Une licence 800 MHz pour Free ?

Reste à savoir quel est le périmètre des actifs en question. Selon le JDD, Free pourrait reprendre des infrastructures de réseau (notamment des points hauts pour déployer les antennes), des boutiques mais aussi des fréquences. On pense évidemment aux 800 MHz, bande de fréquences où Free ne dispose d’aucune licence d’exploitation. Serait-il pertinent que SFR en conserve deux, soit 20 MHz de largeur de bande, afin de prendre l’avantage sur Orange et ses 10 MHz ? Il est vrai que SFR s’était montré comme l’un des acteurs les plus offensifs sur le déploiement du 800 MHz… avant sa reprise par Altice.

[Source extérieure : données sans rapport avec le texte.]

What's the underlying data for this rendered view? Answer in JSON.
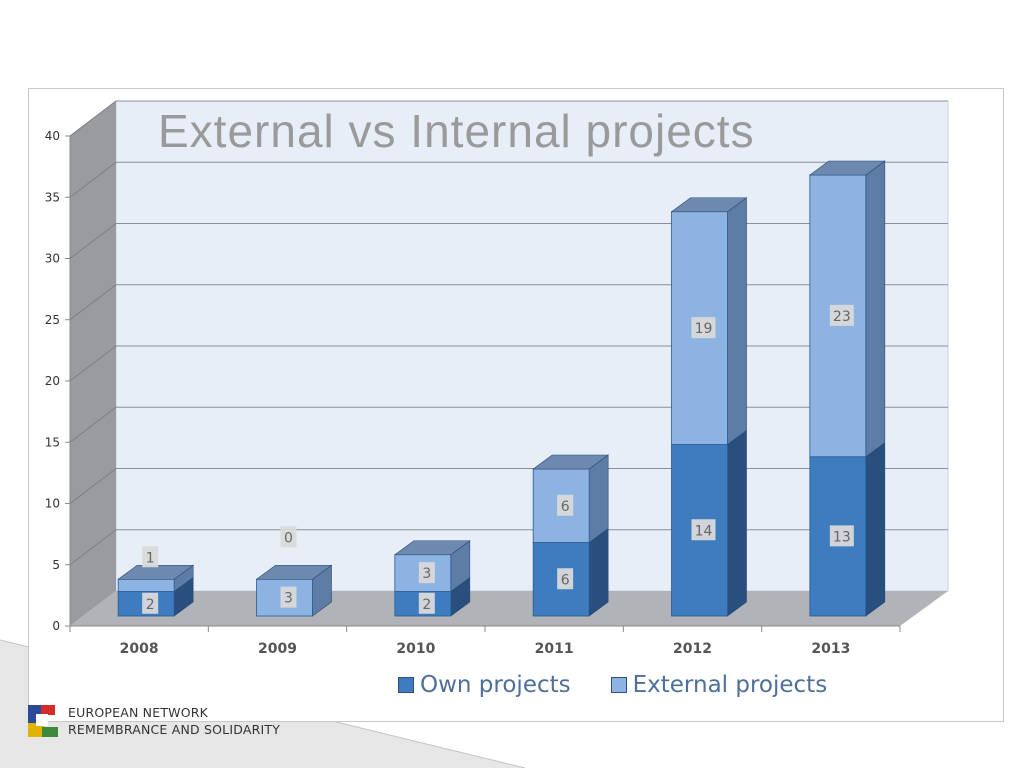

Autre question : quel prix Iliad sera-t-il prêt à mettre pour empocher ces actifs ? Entre une infrastructure de réseau qui permettrait à Free d’accélérer sa couverture mobile, un réseau de distribution qui lui offrirait une plus grande visibilité commerciale, et l’accès aux fréquences basses 800 MHz, qui lui éviterait probablement d’avoir à surenchérir sur les futures licences 700 MHz (dont l’ouverture à candidature est programmée fin juillet), le montant de l’ensemble se chiffre probablement en milliards d’euros. Rappelons que, lors de la bataille rangée entre Bouygues Telecom et Numericable pour acquérir SFR, le quatrième opérateur mobile (historiquement parlant) avait proposé 1,8 milliard à Bouygues pour acquérir certains actifs de son réseau. N’oublions pas qu’Iliad paie une rente annuelle de plusieurs centaines de millions d’euros à Orange pour exploiter son réseau 3G dans le cadre d’un accord d’itinérance qui court jusqu’en 2018 ; un accord qui n’est par ailleurs pas appelé à être renouvelé. Quitter le réseau de son hôte permettrait à Free de grossir sa marge.

Enfin, Bouygues Telecom avait signé un chèque de près de 700 millions d’euros en 2011 pour acquérir 10 MHz de bande 800 MHz. On peut donc spéculer sur un total de plus de 2 milliards d’euros si l’ensemble des actifs évoqués ci-dessus est bien sur la table. Une hypothèse qu’aucun des acteurs concernés n’a souhaité commenter.

Risque d’image pour Martin Bouygues

Avant de répondre à ces questions, il restera à vérifier que Bouygues accepte l’offre de son concurrent. Rien n’est assuré. Le géant du BTP précise d’ailleurs, dans son communiqué : « aucune négociation n’est en cours ». Et de préciser que « le conseil d’administration de Bouygues se réunira mardi 23 juin 2015 pour examiner la lettre d’Altice » pour cette « offre non sollicitée ». Un examen qui, face aux enjeux annoncés, pourrait se prolonger tard dans la soirée de demain.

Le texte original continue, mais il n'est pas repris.